Tuning the surface chemistry and porosity of waste-derived nanoporous materials toward exceptional performance in antibiotic adsorption: Experimental and DFT studies

In this research, preparation of waste-derived nanoporous carbon from Iranian asphaltene (IANC), which was further tuned and engineered to exceptionally adsorb amoxicillin (AMX) and metronidazole (MNZ) antibiotics, is reported. Structural tuning and surface modification of IANCs were carried out via melamine treatment and vapor functionalization (i.e., -COOH and -NH2), respectively. The M-IANC-3 as a superior melamine-modified adsorbent exhibited 43.8% higher mesoporosity compared with that of the pristine one (i.e., P-IANC-3), offering the maximum surface area (2693 m(2)/g), total pore volume (1.72 cm(3)/g) and mesopore volume (1.61 cm(3)/g), which correlated well with its high adsorption capacity of AMX (623 mg/g) and MNZ (447.8 mg/g). Furthermore, the amine functionalized IANC sample (i.e., IANC-NH2) impressively exhibited ultra-high AMX and MNZ adsorption capacity of 860.6 and 536.5 mg/g, respectively, through hydrogen bonding.

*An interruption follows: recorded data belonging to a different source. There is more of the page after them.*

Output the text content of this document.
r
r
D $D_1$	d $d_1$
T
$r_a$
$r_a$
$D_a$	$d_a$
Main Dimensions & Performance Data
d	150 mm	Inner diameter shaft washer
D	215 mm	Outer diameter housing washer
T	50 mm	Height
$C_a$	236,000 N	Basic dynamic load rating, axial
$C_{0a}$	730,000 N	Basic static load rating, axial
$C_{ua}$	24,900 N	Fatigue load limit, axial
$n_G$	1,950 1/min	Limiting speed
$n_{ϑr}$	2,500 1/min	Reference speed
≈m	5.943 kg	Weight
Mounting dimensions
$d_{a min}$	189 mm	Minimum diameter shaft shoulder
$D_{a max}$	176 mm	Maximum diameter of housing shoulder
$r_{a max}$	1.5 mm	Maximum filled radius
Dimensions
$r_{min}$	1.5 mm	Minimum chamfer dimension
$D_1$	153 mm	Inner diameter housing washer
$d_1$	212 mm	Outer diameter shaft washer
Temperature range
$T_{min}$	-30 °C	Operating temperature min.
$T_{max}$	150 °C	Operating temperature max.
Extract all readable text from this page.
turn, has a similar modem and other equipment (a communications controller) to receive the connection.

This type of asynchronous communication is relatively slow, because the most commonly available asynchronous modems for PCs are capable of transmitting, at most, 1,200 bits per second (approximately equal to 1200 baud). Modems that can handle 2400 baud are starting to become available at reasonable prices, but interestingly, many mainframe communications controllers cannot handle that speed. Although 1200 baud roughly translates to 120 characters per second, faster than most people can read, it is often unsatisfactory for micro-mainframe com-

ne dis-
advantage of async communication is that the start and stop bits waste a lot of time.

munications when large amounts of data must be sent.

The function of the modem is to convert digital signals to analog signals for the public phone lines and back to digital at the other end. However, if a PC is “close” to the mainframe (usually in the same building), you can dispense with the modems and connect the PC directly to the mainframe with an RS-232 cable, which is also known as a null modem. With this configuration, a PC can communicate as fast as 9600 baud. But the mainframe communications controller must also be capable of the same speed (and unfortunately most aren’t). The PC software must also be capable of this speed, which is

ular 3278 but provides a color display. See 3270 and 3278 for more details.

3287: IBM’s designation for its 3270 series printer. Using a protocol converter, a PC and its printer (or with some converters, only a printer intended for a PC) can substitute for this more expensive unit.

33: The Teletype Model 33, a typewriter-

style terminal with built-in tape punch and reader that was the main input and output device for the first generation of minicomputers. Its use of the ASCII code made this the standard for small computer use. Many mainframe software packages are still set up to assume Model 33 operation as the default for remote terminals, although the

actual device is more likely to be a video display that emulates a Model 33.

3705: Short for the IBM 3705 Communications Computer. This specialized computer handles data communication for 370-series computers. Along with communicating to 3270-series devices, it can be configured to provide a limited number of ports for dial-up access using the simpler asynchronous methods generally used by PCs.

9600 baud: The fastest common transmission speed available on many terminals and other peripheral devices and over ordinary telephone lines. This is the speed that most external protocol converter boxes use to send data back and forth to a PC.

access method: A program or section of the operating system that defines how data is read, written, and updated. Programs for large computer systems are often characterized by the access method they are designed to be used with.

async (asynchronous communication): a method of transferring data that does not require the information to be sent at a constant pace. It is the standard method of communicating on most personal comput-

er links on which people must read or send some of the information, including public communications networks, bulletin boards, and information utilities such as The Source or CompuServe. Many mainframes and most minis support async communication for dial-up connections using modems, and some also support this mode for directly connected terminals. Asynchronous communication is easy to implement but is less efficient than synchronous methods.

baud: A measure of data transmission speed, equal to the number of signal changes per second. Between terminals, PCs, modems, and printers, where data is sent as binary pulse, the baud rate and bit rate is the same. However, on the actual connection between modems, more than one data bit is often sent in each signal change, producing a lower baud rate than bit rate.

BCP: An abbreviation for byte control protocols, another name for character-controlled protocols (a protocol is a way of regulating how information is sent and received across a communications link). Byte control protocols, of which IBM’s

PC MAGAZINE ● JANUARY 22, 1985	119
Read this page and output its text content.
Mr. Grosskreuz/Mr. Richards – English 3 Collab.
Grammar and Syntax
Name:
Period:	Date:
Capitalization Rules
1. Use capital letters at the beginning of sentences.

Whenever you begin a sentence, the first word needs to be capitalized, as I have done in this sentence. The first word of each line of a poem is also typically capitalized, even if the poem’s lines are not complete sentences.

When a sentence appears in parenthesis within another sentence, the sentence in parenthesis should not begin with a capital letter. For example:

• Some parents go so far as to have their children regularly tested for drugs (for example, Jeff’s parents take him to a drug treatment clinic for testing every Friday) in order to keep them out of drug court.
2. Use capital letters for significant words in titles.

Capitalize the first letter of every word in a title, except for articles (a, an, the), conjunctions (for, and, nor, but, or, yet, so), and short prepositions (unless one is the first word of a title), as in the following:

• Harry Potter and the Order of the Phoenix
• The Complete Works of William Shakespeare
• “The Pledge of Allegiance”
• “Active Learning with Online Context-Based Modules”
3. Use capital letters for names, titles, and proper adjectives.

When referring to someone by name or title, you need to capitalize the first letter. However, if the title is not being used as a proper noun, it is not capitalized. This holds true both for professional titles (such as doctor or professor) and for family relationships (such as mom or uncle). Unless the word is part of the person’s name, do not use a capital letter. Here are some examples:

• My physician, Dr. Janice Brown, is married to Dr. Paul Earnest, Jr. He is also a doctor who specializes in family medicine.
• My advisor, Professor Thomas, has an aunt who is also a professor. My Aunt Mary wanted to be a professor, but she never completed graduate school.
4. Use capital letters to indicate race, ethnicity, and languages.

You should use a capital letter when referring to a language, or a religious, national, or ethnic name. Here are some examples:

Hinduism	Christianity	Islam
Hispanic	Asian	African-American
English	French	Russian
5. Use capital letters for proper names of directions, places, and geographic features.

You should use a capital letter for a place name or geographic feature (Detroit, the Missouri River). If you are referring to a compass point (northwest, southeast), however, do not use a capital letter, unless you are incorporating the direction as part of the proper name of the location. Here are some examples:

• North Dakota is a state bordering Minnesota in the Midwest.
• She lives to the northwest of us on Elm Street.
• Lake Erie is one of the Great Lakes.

Density functional theory calculations also confirmed that the functionalization of IANC with -NH2 group can greatly enhance the adsorption energy of AMX and MNZ due to more favorable electrostatic and charge-transfer effects. Overall, the results confirmed that the proposed process to optimize and tune the final properties of the adsorbent by melamine modification or amine functionalizing can be efficiently employed to develop high-performance nanoporous structures for antibiotic removal from wastewater effluents.